This Tuesday, millions of people across the country will head to the polls to cast their votes and help decide who should hold our nation’s highest offices. But there will also be millions of people who won't go to the polls. In fact, four out of 10 adults in the U.S. do not vote.
And they have their reasons, too. We went to one Manchester neighborhood where voter turnout is particularly low to learn more.
At 27 years old, Barbara Aguayo’s seen a lot. When she was seven, she, her mom and five brothers and sisters left home in the middle of the night to get away from their abusive father. They landed on the streets of Manchester, living homeless for a while.

As the years went on, things didn’t get any better—an abusive partner, a rough group of friends; her education stopped in high school.
All that shapes how she walks through the world, what she expects from life.
"It gives me a lot of trust issues. I'm pretty much a hard ball," she says.
Aguayo wants to give her two sons a safer, happier life than she had, here on Manchester’s East Side. But she says this can be a rough place to raise kids.

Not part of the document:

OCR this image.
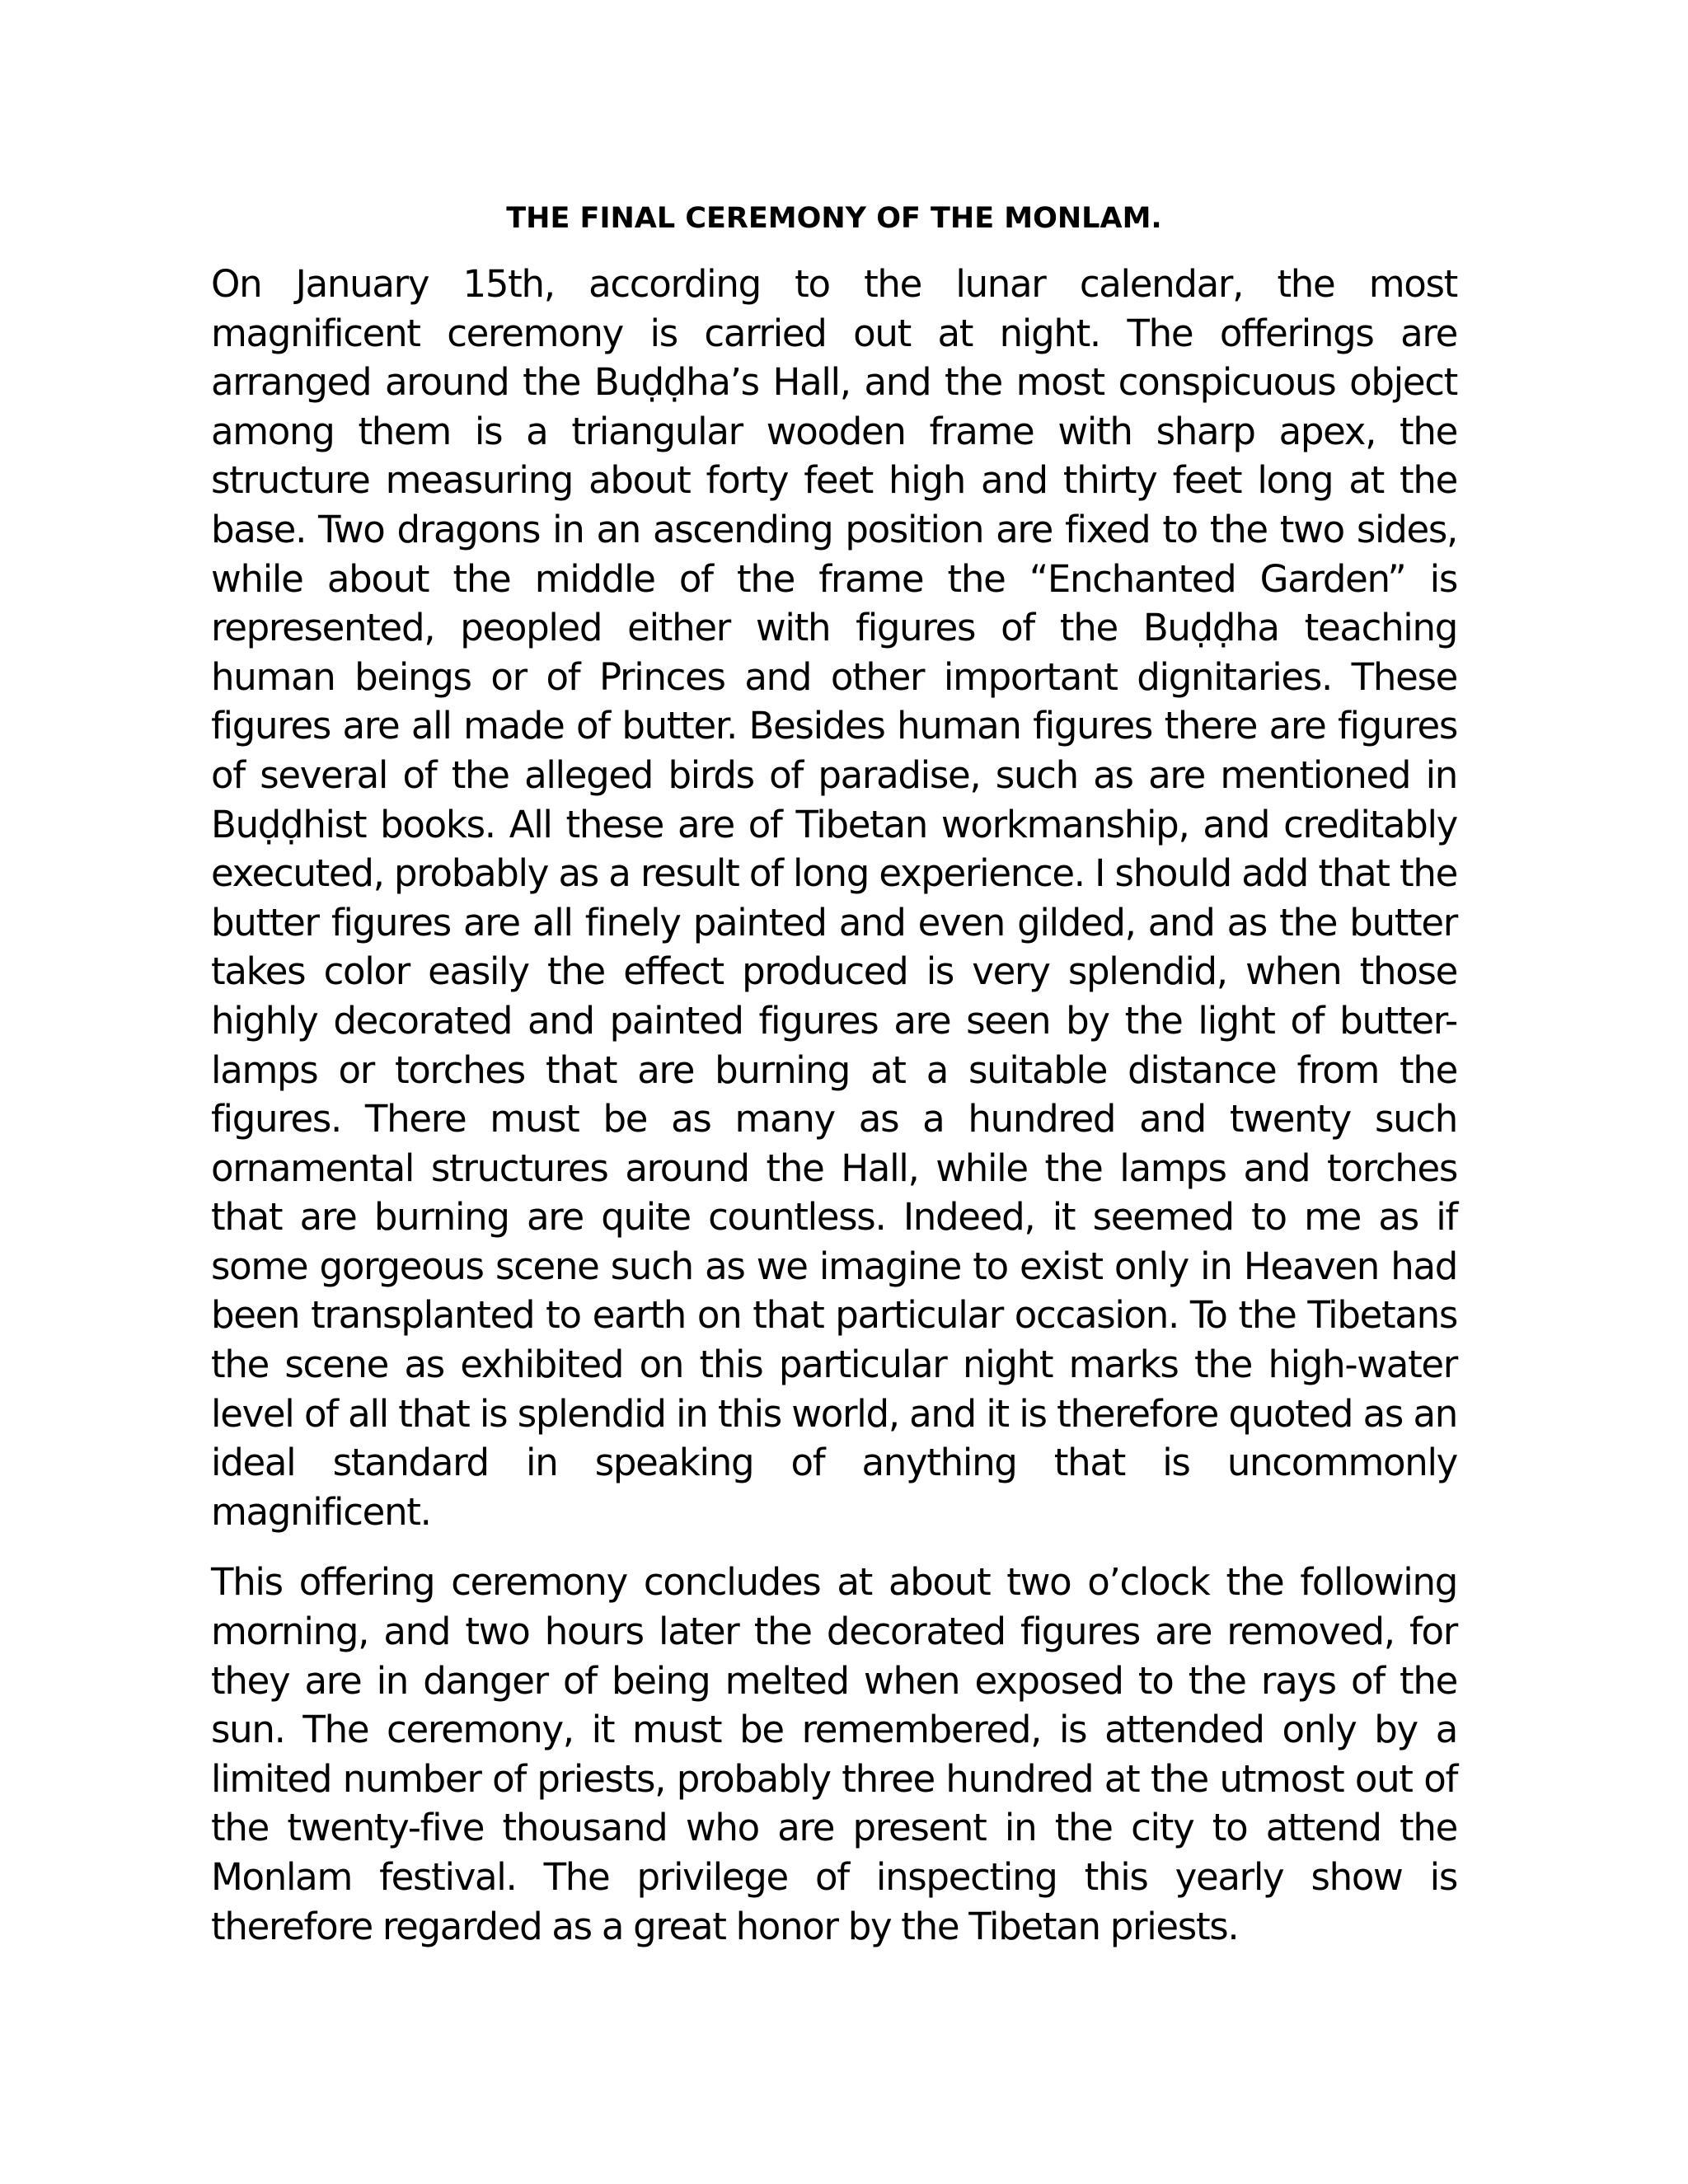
THE FINAL CEREMONY OF THE MONLAM.

On January 15th, according to the lunar calendar, the most magnificent ceremony is carried out at night. The offerings are arranged around the Buḍḍha’s Hall, and the most conspicuous object among them is a triangular wooden frame with sharp apex, the structure measuring about forty feet high and thirty feet long at the base. Two dragons in an ascending position are fixed to the two sides, while about the middle of the frame the “Enchanted Garden” is represented, peopled either with figures of the Buḍḍha teaching human beings or of Princes and other important dignitaries. These figures are all made of butter. Besides human figures there are figures of several of the alleged birds of paradise, such as are mentioned in Buḍḍhist books. All these are of Tibetan workmanship, and creditably executed, probably as a result of long experience. I should add that the butter figures are all finely painted and even gilded, and as the butter takes color easily the effect produced is very splendid, when those highly decorated and painted figures are seen by the light of butter-lamps or torches that are burning at a suitable distance from the figures. There must be as many as a hundred and twenty such ornamental structures around the Hall, while the lamps and torches that are burning are quite countless. Indeed, it seemed to me as if some gorgeous scene such as we imagine to exist only in Heaven had been transplanted to earth on that particular occasion. To the Tibetans the scene as exhibited on this particular night marks the high-water level of all that is splendid in this world, and it is therefore quoted as an ideal standard in speaking of anything that is uncommonly magnificent.

This offering ceremony concludes at about two o’clock the following morning, and two hours later the decorated figures are removed, for they are in danger of being melted when exposed to the rays of the sun. The ceremony, it must be remembered, is attended only by a limited number of priests, probably three hundred at the utmost out of the twenty-five thousand who are present in the city to attend the Monlam festival. The privilege of inspecting this yearly show is therefore regarded as a great honor by the Tibetan priests.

"The East Side is not a very good neighborhood. Just last year at the very end of the school year, we were actually playing in the park right across the street, and there were shootings happening, right there."
Aguayo lives in Ward 5, one of the poorest neighborhoods in Manchester.

I met her while she was volunteering at the Beech Street Elementary School, which both her sons attend.
Here at Beech Street School, 95 percent of the kids qualify for free or reduced lunch. The median income level for parents is around $25,000 —less than half of the citywide median income. A lot of kids come from homes where English isn’t the main language—a lot of immigrants and refugees live here.
And those factors—being poor, less likely to speak English, less education—turn out to be the recipe for low voter turn out, research shows.

Ward 5 has one of the lowest turn out rates in New Hampshire. Two thirds of the people in here don’t vote. Including Barbara Aguayo.
"I deal with a lot more than who's running my country," Aguayo says.
She’s dealing with raising her kids, and just surviving—and she doesn’t see politics playing any role in that.
And Aguayo says her main reason for not voting comes back to those trust issues.
"A lot of Presidents say, 'Oh, I'm gonna do this for you,' and once they're in office? They're not doing it! 'Cause honestly, it really doesn't matter who we vote for, they just kind of take our opinion and ride with it. It's really not up to us who's gonna be in office, and who's not."

Jessica Whiting lives on Grove Street here in Ward 5. "My friends are judging me, 'Are you gonna vote?' Well, no. I'm not," she says.
Whiting’s another stay at home mom who volunteers at the Beech Street School--she spends a lot of time here. And she’s also never voted – which is kind of ironic given that this is actually the polling place for Ward 5.
What’s keeping her out of the voting booth is self-doubt.
"When I was growing up, my favorite phrase was always, 'I don't know," she says. Whiting admits: the main reason she won’t be voting Tuesday is that she’d be too afraid of getting it wrong.
"I think I would feel incredibly guilty if I voted for some person and then they turned out to be a bad guy. Or girl. Or person."

Holly Miller also lives in Ward 5, also has kids in school here. Like other folks I talk to here, Miller admits she doesn’t totally know what voting entails, and hasn’t taken the time to find out.
"Honestly I think the biggest thing is just taking the time to register to vote, and time maintenance, trying to put in the time to get out and register and vote and everything like that," she says.
Miller’s husband was in the Marine Corps. He was deployed twice, now he works in IT.
And she says on top of raising three kids, living on a single income, even trying to adapt to civilian life, voting doesn’t make it on to her to-do list.
But this year might be the exception, Miller says.
"Especially with everything that Trump's been saying lately about the wounded warriors? That's been effecting us in a big way. I definitely would say he would not have our vote for most military."
Before I leave Ward 5, and the Beech St School, I sit down with one more person who’s never voted.
Because she’s ten years old.

Sitting with me in the principal’s office, Lily Bonilla has strong feelings about this stuff.
"You're gonna want someone running the USA, well, New Hampshire. Like, the tax returns happened, and your school funds, and a bunch of things. So I think it's important. To have a president, and to vote."
Bonilla still has a few more elections before she’ll even have the choice to vote, or not vote. But she says if she had the chance to tomorrow, she would definitely take it.